Each W12 engine is hand-built over 6.5 hours by a team of 45 craftspeople before undertaking a highly sophisticated test regime of over an hour via three specialist diagnostic machines during the engines assemble.

Quality Guaranteed Through Testing

The three tests that the Bacalar engine has already been put through are part of Bentley’s exceptional quality control processes.

The first test is for leakage and can be undertaken after the engine has been assembled to the point that fuel, water and oil systems can be closed – a production stage known as a “short engine”.

The leakage test is conducted by pressurising each of the systems, for fuel, oil and water individually. The different cavities are pressurised to values between 0.2 – 5.0 bar respectively and then measured whilst the pressure decays over time. The reduction in pressure versus time represents the quality of the sealing of the engine assembly.

The second and most advanced test is Cold Test. The engine is loaded on to a testbed plate and connections are made to the engine loom and all engine systems, whilst a large electric motor couples to the engine via the crankshaft.

“Motoring” the engine via the crankshaft allows the test bed to collect data from a suite of sensors. The facility measures 600 individual properties and characteristics of the engine during a 15-minute cycle. The Cold Test can confirm the engine timing is accurate and therefore achieving the best possible combustion cycle.

When the engine arrives for hot testing, a UV dye is added to the engine to help identify any leaks. The engine is cranked to build oil pressure before the ignition system is energised and then left to idle whilst the engine test technician listens for any refinement issues and checks for leaks with a UV lamp.

Engine Technology Advancements

Bentley’s legendary 6.0-litre twin-turbocharged W12, created in 2002, has evolved into the latest iteration of W12 engine used across today’s current model range. The unique W-configuration means that the engine is 24 per cent shorter than an equivalent V12, benefitting packaging and maximising usable cabin space.

The latest generation of W12 was launched in the Bentayga in 2016. A thoroughly reworked engine included a crankcase 30 per cent stronger than its predecessor, while the cylinder surfaces were coated to reduce friction and improve corrosion resistance.
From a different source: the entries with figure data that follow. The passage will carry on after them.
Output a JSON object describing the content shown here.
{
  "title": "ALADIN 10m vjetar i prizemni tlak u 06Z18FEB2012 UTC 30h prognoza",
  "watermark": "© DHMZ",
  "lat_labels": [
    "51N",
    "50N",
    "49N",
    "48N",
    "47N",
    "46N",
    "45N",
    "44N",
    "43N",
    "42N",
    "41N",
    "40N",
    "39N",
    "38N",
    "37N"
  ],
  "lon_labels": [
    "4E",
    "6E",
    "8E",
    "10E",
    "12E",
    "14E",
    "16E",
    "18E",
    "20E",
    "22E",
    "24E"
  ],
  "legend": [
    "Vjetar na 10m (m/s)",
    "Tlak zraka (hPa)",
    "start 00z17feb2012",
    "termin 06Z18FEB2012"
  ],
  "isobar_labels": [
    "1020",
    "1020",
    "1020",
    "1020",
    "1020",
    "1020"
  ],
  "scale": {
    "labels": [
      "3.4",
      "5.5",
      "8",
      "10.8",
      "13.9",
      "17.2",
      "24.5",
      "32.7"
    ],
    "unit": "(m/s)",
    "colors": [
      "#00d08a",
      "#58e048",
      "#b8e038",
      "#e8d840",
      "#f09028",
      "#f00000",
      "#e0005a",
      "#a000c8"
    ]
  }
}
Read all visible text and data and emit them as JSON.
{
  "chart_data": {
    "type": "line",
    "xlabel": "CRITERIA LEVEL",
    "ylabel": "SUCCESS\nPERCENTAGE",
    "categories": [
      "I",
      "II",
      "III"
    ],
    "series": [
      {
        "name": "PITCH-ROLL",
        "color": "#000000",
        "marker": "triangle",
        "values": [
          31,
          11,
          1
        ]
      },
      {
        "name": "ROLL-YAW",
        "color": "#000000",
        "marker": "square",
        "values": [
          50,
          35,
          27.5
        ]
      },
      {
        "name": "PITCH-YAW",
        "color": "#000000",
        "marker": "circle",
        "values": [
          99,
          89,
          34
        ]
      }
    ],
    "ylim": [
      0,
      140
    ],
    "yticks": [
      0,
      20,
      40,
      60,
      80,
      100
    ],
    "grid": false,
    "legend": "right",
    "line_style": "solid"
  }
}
A low-alloy steel coating is applied to the bores using an Atmospheric Plasma Spray (APS) process.

Improvements were also made to the cooling system, with the engine featuring three separate coolant circuits. The first is designed to bring the cylinder heads up to optimum operating temperature as quickly as possible for best engine performance and low emissions. The second cools the engine block and oil system, while the third handles the thermal load of the turbochargers. Bentley’s Variable Displacement system also shuts down half of its engine under defined conditions.